Steve Keil
Plans are being made to operate the National Solar Observatory as an independent observatory that would report directly to the NSF through AURA. NSO and NOAO will continue to share resources to support programs on Kitt Peak and in Tucson, but NSO will conduct its planning, resource allocation, and reporting functions separately from NOAO. NSO will continue operating its current facilities, in support of user and staff research, which are being enhanced with increased capabilities through completion of SOLIS, enhancement of GONG, and—in conjunction with the solar community —development of an Advanced Solar Telescope. Your comments and opinions both on the separation, and on the current and future facilities and capabilities that NSO should provide the user community, are welcome and can be sent to me at skeil@noao.edu.
SOLIS is well into its construction phase and beginning to take delivery on instrument and telescope components. A brief update on the project appears later in this section. NSO recently completed the third RISE/PSPT (Precision Solar Photometric Telescope) instrument and will begin operations at NSO/Sac Peak. The PSPT is designed to measure and identify the sources of solar irradiance changes and to study the solar interior. All three telescopes have been completed. The first was installed in Rome and the second in Hawaii. For an overview of the instrument and design drawings visit http://www.sunspot.noao.edu/PSPT, and for information about the sunRISE program and access to the data visit rise.hao.ucar.edu.

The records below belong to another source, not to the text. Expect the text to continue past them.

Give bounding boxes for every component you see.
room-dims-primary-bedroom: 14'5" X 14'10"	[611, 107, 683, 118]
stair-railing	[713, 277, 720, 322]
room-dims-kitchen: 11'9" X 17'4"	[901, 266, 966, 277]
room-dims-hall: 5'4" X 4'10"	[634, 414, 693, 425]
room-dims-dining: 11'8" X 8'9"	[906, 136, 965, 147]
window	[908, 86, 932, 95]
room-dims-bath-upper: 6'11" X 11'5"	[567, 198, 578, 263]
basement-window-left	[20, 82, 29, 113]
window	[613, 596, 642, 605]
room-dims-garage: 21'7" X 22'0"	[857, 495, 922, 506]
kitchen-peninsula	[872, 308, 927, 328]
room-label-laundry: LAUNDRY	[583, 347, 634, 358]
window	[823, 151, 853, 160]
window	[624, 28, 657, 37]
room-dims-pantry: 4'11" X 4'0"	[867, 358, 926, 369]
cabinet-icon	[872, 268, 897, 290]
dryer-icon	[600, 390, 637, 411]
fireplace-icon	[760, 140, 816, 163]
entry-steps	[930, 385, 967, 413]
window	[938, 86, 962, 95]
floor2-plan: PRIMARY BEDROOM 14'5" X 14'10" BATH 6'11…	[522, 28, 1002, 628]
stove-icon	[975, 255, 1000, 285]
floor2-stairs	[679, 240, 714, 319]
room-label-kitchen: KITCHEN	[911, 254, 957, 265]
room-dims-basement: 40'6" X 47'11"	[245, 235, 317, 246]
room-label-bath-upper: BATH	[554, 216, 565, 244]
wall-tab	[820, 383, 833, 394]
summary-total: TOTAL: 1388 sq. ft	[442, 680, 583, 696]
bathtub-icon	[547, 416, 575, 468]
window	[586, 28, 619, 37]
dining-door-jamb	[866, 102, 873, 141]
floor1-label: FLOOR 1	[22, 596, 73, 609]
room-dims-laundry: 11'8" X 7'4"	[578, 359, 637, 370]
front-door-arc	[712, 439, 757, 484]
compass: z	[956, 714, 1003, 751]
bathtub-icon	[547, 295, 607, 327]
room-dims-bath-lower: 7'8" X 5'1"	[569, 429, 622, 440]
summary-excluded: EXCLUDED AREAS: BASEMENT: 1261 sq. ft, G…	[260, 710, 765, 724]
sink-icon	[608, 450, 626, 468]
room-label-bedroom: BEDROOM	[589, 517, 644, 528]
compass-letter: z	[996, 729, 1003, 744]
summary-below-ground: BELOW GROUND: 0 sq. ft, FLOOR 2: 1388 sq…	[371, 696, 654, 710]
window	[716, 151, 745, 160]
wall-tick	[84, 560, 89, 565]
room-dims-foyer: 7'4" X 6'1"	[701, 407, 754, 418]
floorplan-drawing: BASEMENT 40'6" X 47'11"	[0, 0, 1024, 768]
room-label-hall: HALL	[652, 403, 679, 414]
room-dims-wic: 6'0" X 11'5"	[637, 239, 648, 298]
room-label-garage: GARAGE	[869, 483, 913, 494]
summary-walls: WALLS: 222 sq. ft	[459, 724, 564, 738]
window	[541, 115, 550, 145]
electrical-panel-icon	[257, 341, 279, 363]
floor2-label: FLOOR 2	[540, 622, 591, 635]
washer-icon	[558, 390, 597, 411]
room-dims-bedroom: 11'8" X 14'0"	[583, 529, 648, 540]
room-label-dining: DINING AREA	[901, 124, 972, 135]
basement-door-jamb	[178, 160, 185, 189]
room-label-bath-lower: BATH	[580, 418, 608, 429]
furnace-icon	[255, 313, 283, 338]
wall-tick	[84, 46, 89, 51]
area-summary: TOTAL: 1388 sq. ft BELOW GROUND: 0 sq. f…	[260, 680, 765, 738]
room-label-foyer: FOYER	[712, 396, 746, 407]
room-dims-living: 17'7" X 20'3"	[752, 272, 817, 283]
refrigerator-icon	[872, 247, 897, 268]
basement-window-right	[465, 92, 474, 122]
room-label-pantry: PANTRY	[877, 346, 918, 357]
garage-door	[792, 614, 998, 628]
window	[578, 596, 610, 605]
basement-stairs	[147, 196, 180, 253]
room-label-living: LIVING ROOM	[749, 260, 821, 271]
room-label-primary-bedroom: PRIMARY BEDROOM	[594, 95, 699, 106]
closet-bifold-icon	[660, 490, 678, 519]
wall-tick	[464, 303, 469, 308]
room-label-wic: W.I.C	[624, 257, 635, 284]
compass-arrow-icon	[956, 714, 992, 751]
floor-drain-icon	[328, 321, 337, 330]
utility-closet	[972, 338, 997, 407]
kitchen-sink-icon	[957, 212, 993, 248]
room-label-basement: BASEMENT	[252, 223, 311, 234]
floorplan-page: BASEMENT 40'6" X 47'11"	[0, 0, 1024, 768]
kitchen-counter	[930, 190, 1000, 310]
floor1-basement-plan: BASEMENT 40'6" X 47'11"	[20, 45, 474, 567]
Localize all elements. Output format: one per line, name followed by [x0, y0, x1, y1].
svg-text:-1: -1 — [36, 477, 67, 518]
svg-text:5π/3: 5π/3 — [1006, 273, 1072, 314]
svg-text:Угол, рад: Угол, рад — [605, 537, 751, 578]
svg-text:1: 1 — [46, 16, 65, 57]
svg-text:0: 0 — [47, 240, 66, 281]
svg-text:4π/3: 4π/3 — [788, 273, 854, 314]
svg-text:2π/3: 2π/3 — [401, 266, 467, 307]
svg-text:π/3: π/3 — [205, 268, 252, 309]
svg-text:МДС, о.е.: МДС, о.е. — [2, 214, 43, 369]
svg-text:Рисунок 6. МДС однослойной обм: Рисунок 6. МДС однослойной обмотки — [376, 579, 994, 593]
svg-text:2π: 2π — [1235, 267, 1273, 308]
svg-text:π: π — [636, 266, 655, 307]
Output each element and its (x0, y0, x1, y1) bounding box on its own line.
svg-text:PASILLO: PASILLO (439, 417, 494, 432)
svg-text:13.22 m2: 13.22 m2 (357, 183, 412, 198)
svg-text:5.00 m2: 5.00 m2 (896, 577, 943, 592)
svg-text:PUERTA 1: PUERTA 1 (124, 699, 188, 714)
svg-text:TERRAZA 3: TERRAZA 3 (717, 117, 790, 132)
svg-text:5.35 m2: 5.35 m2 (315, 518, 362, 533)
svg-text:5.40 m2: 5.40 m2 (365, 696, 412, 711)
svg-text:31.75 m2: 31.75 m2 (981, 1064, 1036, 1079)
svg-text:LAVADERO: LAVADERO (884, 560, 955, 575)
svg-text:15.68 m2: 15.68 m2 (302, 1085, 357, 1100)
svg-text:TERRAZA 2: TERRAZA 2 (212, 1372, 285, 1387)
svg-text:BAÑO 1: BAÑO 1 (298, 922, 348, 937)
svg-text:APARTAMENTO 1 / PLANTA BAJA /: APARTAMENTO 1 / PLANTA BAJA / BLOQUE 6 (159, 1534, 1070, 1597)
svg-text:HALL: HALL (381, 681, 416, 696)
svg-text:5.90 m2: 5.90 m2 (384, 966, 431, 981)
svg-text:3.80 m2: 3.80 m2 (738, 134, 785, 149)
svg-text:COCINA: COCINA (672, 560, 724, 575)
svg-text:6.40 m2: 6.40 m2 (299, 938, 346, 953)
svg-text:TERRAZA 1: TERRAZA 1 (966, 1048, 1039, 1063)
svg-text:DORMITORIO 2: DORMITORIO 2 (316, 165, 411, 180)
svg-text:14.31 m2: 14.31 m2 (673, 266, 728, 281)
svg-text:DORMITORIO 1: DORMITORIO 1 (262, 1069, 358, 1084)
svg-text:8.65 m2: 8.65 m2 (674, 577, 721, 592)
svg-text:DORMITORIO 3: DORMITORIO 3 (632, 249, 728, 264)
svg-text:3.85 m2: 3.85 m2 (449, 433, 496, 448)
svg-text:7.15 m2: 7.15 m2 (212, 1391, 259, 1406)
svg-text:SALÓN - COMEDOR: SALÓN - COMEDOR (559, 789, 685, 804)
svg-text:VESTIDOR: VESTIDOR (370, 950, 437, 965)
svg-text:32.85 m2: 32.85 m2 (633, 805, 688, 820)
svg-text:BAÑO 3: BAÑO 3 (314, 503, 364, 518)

The NSO low-order adaptive optics system is now available for observations at the Dunn Solar Telescope (DST). Two NSO scientists, Thomas Rimmele and Christoph Keller, recently collaborated with John Seldin and Richard Paxman of the Environmental Research Institute of Michigan (ERIM) to obtain very high resolution movies of the vector magnetic field in active regions. The data were obtained by combining NSO's adaptive optics and ZIMPOL polarimetery systems with phase-diversity techniques developed at ERIM. The combined system permits polarimetery at the diffraction limit of the DST. To see some results from the observations, visit our WWW site at http://www.noao.edu/noao/staff/keller/aopds. A nice movie of convection motions in and around a pore is available at http://www.noao.edu/noao/staff/keller/aopds/pds1802.gif . If you download the movie, watch in particular how the bright point in the upper right is pushed around by granulation.
Eric Tatulli has joined the NSO staff to work with Thomas Rimmele for the next 15 months on the adaptive optics program. Eric comes from ONERA in France with Jean-Marc Conan.